A fourth cohort of the Aguka Ideation Programme was launched in late 2025, targeting 100 entrepreneurs across technology, agriculture, health, education, and renewable energy. Priority sectors align with Rwanda’s Vision 2050 and the National Employment Programme. Standout graduates from earlier cohorts include Naomi Iradukunda, whose Ira EcoSolutions produces biodegradable packaging from banana fibres in Musanze; Jean Bosco Hirwa, whose AgriSmart Rwanda introduced solar-powered irrigation to smallholder farmers; and Keza Umutoni, whose Tech4Teens digital literacy startup has trained more than 500 secondary school students in coding.
Rwanda’s economy grew at 8.7 percent on average in the first three quarters of 2025, building on 7.2 percent growth in 2024. Youth unemployment remains a structural challenge despite strong headline growth, making programmes like AGUKA central to the government’s employment strategy.

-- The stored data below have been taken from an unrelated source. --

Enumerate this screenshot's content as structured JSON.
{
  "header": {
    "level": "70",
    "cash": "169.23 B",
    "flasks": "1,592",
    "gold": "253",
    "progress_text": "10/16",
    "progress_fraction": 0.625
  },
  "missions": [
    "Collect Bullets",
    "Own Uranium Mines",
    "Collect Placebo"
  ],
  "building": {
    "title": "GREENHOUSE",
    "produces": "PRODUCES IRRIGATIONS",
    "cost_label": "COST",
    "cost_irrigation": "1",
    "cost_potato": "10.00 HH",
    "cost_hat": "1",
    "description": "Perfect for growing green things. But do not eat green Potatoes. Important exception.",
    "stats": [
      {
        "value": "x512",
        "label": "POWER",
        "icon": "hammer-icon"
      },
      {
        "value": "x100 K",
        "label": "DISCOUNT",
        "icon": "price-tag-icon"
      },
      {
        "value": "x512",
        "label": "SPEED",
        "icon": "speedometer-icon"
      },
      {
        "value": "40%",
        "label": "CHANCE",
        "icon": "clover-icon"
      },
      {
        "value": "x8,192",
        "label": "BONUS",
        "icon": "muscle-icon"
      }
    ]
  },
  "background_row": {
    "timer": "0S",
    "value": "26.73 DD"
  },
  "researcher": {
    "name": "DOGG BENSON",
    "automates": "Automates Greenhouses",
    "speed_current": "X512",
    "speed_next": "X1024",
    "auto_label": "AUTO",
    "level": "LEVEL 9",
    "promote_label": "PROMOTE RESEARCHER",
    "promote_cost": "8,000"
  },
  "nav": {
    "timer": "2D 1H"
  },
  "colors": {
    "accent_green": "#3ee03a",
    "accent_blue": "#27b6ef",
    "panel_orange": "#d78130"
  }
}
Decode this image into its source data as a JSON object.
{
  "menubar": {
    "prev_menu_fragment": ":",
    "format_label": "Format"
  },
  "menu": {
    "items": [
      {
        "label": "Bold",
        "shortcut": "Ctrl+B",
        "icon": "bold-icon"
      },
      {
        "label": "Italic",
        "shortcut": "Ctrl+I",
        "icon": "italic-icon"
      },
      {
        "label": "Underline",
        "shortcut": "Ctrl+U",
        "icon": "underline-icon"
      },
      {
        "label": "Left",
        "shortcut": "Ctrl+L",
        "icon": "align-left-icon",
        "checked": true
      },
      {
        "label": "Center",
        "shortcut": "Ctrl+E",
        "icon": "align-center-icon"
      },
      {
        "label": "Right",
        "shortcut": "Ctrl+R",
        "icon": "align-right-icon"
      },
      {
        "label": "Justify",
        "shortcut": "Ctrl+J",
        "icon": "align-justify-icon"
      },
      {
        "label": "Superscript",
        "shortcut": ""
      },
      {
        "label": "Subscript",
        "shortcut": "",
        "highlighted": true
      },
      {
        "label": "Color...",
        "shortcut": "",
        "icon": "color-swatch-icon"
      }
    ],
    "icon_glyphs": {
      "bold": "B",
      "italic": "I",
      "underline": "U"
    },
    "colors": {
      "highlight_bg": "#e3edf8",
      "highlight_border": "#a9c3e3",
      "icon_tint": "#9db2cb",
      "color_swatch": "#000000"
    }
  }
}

The $3,000 seed grants are non-refundable, lowering the barrier to entry for first-time entrepreneurs who typically have no collateral or credit history.
The TEF-UNDP Aguka partnership has distributed $900,000 in total seed capital to 300 entrepreneurs across the first three cohorts. With the fourth cohort adding another 100 beneficiaries, total disbursement will reach $1.2 million by the close of the programme period in 2026.
Bigger Picture: The 128,000-jobs figure is the number that matters for Rwanda’s policy case. AGUKA was designed as a multiplier: give a young entrepreneur tools and seed capital, and they create employment for others. A ratio of roughly 19 jobs per supported enterprise, if accurate, is a compelling return on public and development investment. Rwanda’s challenge now is scaling this without losing quality. The programme has worked because it is selective, structured, and supported. Designing the next phase means choosing between breadth, reaching more young Rwandans with lighter-touch support, and depth, taking fewer but further with more intensive post-incubation backing. Given that Rwanda’s most pressing employment challenge is in rural areas and outside Kigali, the geographic distribution of the next cohort is likely to be the most contested design question.